"No, he isn't," I confessed, "but he'll be back in about fifteen minutes. If you'd care to wait--"
"That's all I wan'ed t'know," he said, his nose twitching like the nose of an Easter bunny Hellwig had given me when I was ten years old.
"Gimme yer money," he said, standing directly in front of the desk and staring at me with terrified, pink-rimmed eyes.
"My--my money?" I repeated.
And now I was the one who sounded like a frightened child.
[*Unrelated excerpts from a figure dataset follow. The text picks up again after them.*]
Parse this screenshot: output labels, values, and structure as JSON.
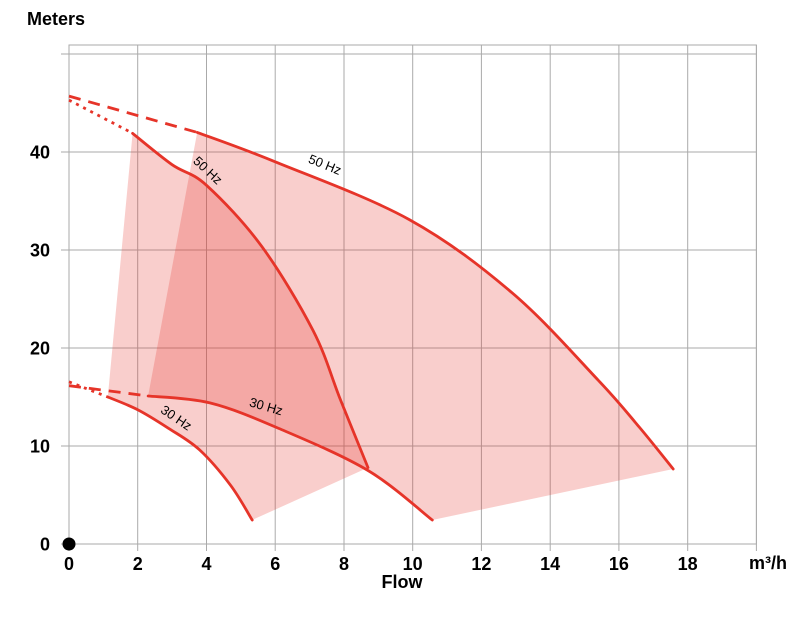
{
  "chart_data": {
    "type": "area",
    "title": "",
    "ylabel": "Meters",
    "xlabel": "Flow",
    "x_unit": "m³/h",
    "xlim": [
      0,
      20
    ],
    "ylim": [
      0,
      51
    ],
    "x_ticks": [
      0,
      2,
      4,
      6,
      8,
      10,
      12,
      14,
      16,
      18
    ],
    "y_ticks": [
      0,
      10,
      20,
      30,
      40
    ],
    "grid": true,
    "legend": "none",
    "colors": {
      "curve": "#e63429",
      "fill": "#e63429",
      "fill_opacity": 0.24,
      "grid": "#aaaaaa",
      "text": "#000000",
      "marker": "#000000"
    },
    "origin_marker": {
      "x": 0,
      "y": 0
    },
    "envelopes": [
      {
        "name": "small-pump-envelope",
        "hz50": {
          "label": "50 Hz",
          "points": [
            [
              1.85,
              41.9
            ],
            [
              3.0,
              38.7
            ],
            [
              4.0,
              36.6
            ],
            [
              5.6,
              30.4
            ],
            [
              7.1,
              21.8
            ],
            [
              7.9,
              14.7
            ],
            [
              8.7,
              7.8
            ]
          ],
          "label_pos": [
            3.95,
            37.8
          ],
          "label_angle": 43
        },
        "hz30": {
          "label": "30 Hz",
          "points": [
            [
              1.13,
              15.0
            ],
            [
              2.0,
              13.7
            ],
            [
              2.9,
              11.8
            ],
            [
              3.8,
              9.6
            ],
            [
              4.7,
              6.0
            ],
            [
              5.33,
              2.45
            ]
          ],
          "label_pos": [
            3.05,
            12.5
          ],
          "label_angle": 34
        }
      },
      {
        "name": "large-pump-envelope",
        "hz50": {
          "label": "50 Hz",
          "points": [
            [
              3.73,
              42.0
            ],
            [
              6.0,
              39.0
            ],
            [
              9.9,
              33.1
            ],
            [
              12.9,
              25.6
            ],
            [
              15.4,
              16.7
            ],
            [
              16.6,
              11.9
            ],
            [
              17.58,
              7.65
            ]
          ],
          "label_pos": [
            7.4,
            38.3
          ],
          "label_angle": 22
        },
        "hz30": {
          "label": "30 Hz",
          "points": [
            [
              2.3,
              15.1
            ],
            [
              4.1,
              14.4
            ],
            [
              6.1,
              11.8
            ],
            [
              8.7,
              7.5
            ],
            [
              10.57,
              2.45
            ]
          ],
          "label_pos": [
            5.7,
            13.6
          ],
          "label_angle": 16
        }
      }
    ],
    "dashed_extensions": [
      {
        "style": "dash",
        "from": [
          0,
          45.7
        ],
        "to": [
          3.73,
          42.0
        ]
      },
      {
        "style": "dot",
        "from": [
          0,
          45.3
        ],
        "to": [
          1.86,
          41.9
        ]
      },
      {
        "style": "dot",
        "from": [
          0,
          16.55
        ],
        "to": [
          1.13,
          15.0
        ]
      },
      {
        "style": "dash",
        "from": [
          0,
          16.15
        ],
        "to": [
          2.3,
          15.1
        ]
      }
    ]
  }
}
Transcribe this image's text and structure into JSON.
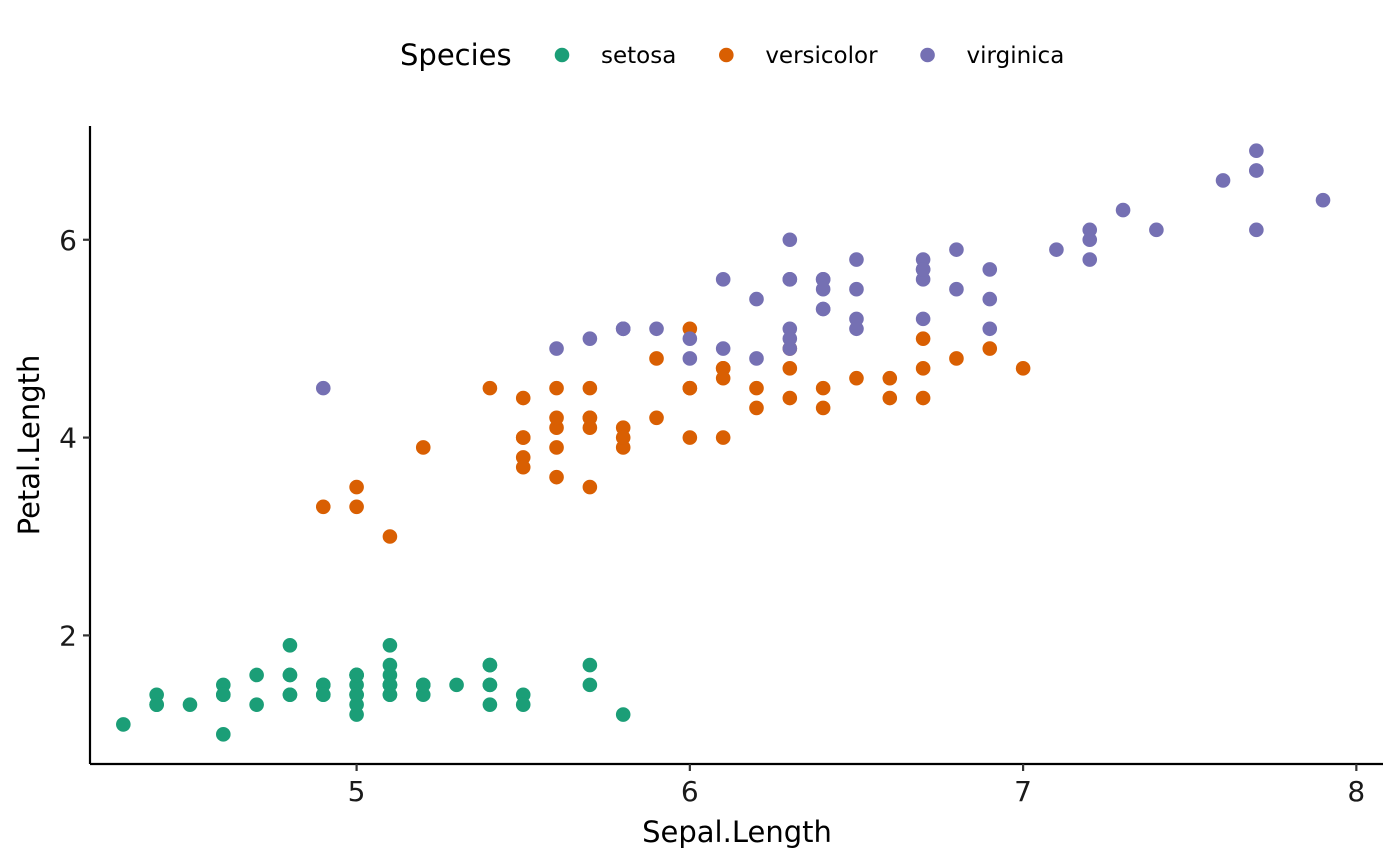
{
  "chart_data": {
    "type": "scatter",
    "title": "",
    "xlabel": "Sepal.Length",
    "ylabel": "Petal.Length",
    "xlim": [
      4.2,
      8.08
    ],
    "ylim": [
      0.7,
      7.15
    ],
    "xticks": [
      5,
      6,
      7,
      8
    ],
    "yticks": [
      2,
      4,
      6
    ],
    "grid": false,
    "legend": {
      "title": "Species",
      "position": "top"
    },
    "series": [
      {
        "name": "setosa",
        "color": "#1B9E77",
        "points": [
          [
            5.1,
            1.4
          ],
          [
            4.9,
            1.4
          ],
          [
            4.7,
            1.3
          ],
          [
            4.6,
            1.5
          ],
          [
            5.0,
            1.4
          ],
          [
            5.4,
            1.7
          ],
          [
            4.6,
            1.4
          ],
          [
            5.0,
            1.5
          ],
          [
            4.4,
            1.4
          ],
          [
            4.9,
            1.5
          ],
          [
            5.4,
            1.5
          ],
          [
            4.8,
            1.6
          ],
          [
            4.8,
            1.4
          ],
          [
            4.3,
            1.1
          ],
          [
            5.8,
            1.2
          ],
          [
            5.7,
            1.5
          ],
          [
            5.4,
            1.3
          ],
          [
            5.1,
            1.4
          ],
          [
            5.7,
            1.7
          ],
          [
            5.1,
            1.5
          ],
          [
            5.4,
            1.7
          ],
          [
            5.1,
            1.5
          ],
          [
            4.6,
            1.0
          ],
          [
            5.1,
            1.7
          ],
          [
            4.8,
            1.9
          ],
          [
            5.0,
            1.6
          ],
          [
            5.0,
            1.6
          ],
          [
            5.2,
            1.5
          ],
          [
            5.2,
            1.4
          ],
          [
            4.7,
            1.6
          ],
          [
            4.8,
            1.6
          ],
          [
            5.4,
            1.5
          ],
          [
            5.2,
            1.5
          ],
          [
            5.5,
            1.4
          ],
          [
            4.9,
            1.5
          ],
          [
            5.0,
            1.2
          ],
          [
            5.5,
            1.3
          ],
          [
            4.9,
            1.4
          ],
          [
            4.4,
            1.3
          ],
          [
            5.1,
            1.5
          ],
          [
            5.0,
            1.3
          ],
          [
            4.5,
            1.3
          ],
          [
            4.4,
            1.3
          ],
          [
            5.0,
            1.6
          ],
          [
            5.1,
            1.9
          ],
          [
            4.8,
            1.4
          ],
          [
            5.1,
            1.6
          ],
          [
            4.6,
            1.4
          ],
          [
            5.3,
            1.5
          ],
          [
            5.0,
            1.4
          ]
        ]
      },
      {
        "name": "versicolor",
        "color": "#D95F02",
        "points": [
          [
            7.0,
            4.7
          ],
          [
            6.4,
            4.5
          ],
          [
            6.9,
            4.9
          ],
          [
            5.5,
            4.0
          ],
          [
            6.5,
            4.6
          ],
          [
            5.7,
            4.5
          ],
          [
            6.3,
            4.7
          ],
          [
            4.9,
            3.3
          ],
          [
            6.6,
            4.6
          ],
          [
            5.2,
            3.9
          ],
          [
            5.0,
            3.5
          ],
          [
            5.9,
            4.2
          ],
          [
            6.0,
            4.0
          ],
          [
            6.1,
            4.7
          ],
          [
            5.6,
            3.6
          ],
          [
            6.7,
            4.4
          ],
          [
            5.6,
            4.5
          ],
          [
            5.8,
            4.1
          ],
          [
            6.2,
            4.5
          ],
          [
            5.6,
            3.9
          ],
          [
            5.9,
            4.8
          ],
          [
            6.1,
            4.0
          ],
          [
            6.3,
            4.9
          ],
          [
            6.1,
            4.7
          ],
          [
            6.4,
            4.3
          ],
          [
            6.6,
            4.4
          ],
          [
            6.8,
            4.8
          ],
          [
            6.7,
            5.0
          ],
          [
            6.0,
            4.5
          ],
          [
            5.7,
            3.5
          ],
          [
            5.5,
            3.8
          ],
          [
            5.5,
            3.7
          ],
          [
            5.8,
            3.9
          ],
          [
            6.0,
            5.1
          ],
          [
            5.4,
            4.5
          ],
          [
            6.0,
            4.5
          ],
          [
            6.7,
            4.7
          ],
          [
            6.3,
            4.4
          ],
          [
            5.6,
            4.1
          ],
          [
            5.5,
            4.0
          ],
          [
            5.5,
            4.4
          ],
          [
            6.1,
            4.6
          ],
          [
            5.8,
            4.0
          ],
          [
            5.0,
            3.3
          ],
          [
            5.6,
            4.2
          ],
          [
            5.7,
            4.2
          ],
          [
            5.7,
            4.2
          ],
          [
            6.2,
            4.3
          ],
          [
            5.1,
            3.0
          ],
          [
            5.7,
            4.1
          ]
        ]
      },
      {
        "name": "virginica",
        "color": "#7570B3",
        "points": [
          [
            6.3,
            6.0
          ],
          [
            5.8,
            5.1
          ],
          [
            7.1,
            5.9
          ],
          [
            6.3,
            5.6
          ],
          [
            6.5,
            5.8
          ],
          [
            7.6,
            6.6
          ],
          [
            4.9,
            4.5
          ],
          [
            7.3,
            6.3
          ],
          [
            6.7,
            5.8
          ],
          [
            7.2,
            6.1
          ],
          [
            6.5,
            5.1
          ],
          [
            6.4,
            5.3
          ],
          [
            6.8,
            5.5
          ],
          [
            5.7,
            5.0
          ],
          [
            5.8,
            5.1
          ],
          [
            6.4,
            5.3
          ],
          [
            6.5,
            5.5
          ],
          [
            7.7,
            6.7
          ],
          [
            7.7,
            6.9
          ],
          [
            6.0,
            5.0
          ],
          [
            6.9,
            5.7
          ],
          [
            5.6,
            4.9
          ],
          [
            7.7,
            6.7
          ],
          [
            6.3,
            4.9
          ],
          [
            6.7,
            5.7
          ],
          [
            7.2,
            6.0
          ],
          [
            6.2,
            4.8
          ],
          [
            6.1,
            4.9
          ],
          [
            6.4,
            5.6
          ],
          [
            7.2,
            5.8
          ],
          [
            7.4,
            6.1
          ],
          [
            7.9,
            6.4
          ],
          [
            6.4,
            5.6
          ],
          [
            6.3,
            5.1
          ],
          [
            6.1,
            5.6
          ],
          [
            7.7,
            6.1
          ],
          [
            6.3,
            5.6
          ],
          [
            6.4,
            5.5
          ],
          [
            6.0,
            4.8
          ],
          [
            6.9,
            5.4
          ],
          [
            6.7,
            5.6
          ],
          [
            6.9,
            5.1
          ],
          [
            5.8,
            5.1
          ],
          [
            6.8,
            5.9
          ],
          [
            6.7,
            5.7
          ],
          [
            6.7,
            5.2
          ],
          [
            6.3,
            5.0
          ],
          [
            6.5,
            5.2
          ],
          [
            6.2,
            5.4
          ],
          [
            5.9,
            5.1
          ]
        ]
      }
    ]
  }
}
There was a hundred and fifty dollars in the house, about sixty of it in the desk drawer--too much money to be bluffed into handing over to a--
And then I saw his gun.
He held it in one trembling white hand.
My mind was suddenly a maelstrom, offering up weird, useless suggestions for tricking or attacking the man, reasons why I should or shouldn't hand over every cent quietly, and churning with totally unrelated thoughts and ideas--with a bit of a review of my past life thrown in for good measure.
I wouldn't give him the money. I'd pretend not to understand and he'd get exasperated and go away, to come again some other day, that was that old nursery rhyme I used to sing or something. The telephone, that was it, the telephone, if I could get to the telephone I could call the police and then stall him till they got here. I'd say excuse me, I have to make a phone call, and then ... His eyes. The rims are red, like he'd been crying, or rubbing them, or hadn't had enough sleep. They're funny eyes--scared to death. I'm scared to death too. Maybe I should give him the money. When people are scared and upset they're apt to pull the trigger. Maybe I should do what he wants. After all, it wasn't the brave-looking tortoise who finally won the race, it was the hare, even if he did look pretty rabbity and scared. He had a gun, after all, and who wouldn't win a race if he was carrying a gun? Or wait--wasn't it the tortoise who won? While I was trying to figure this out I saw far below me, as though through a mist of clouds, a pair of hands stuffed with money.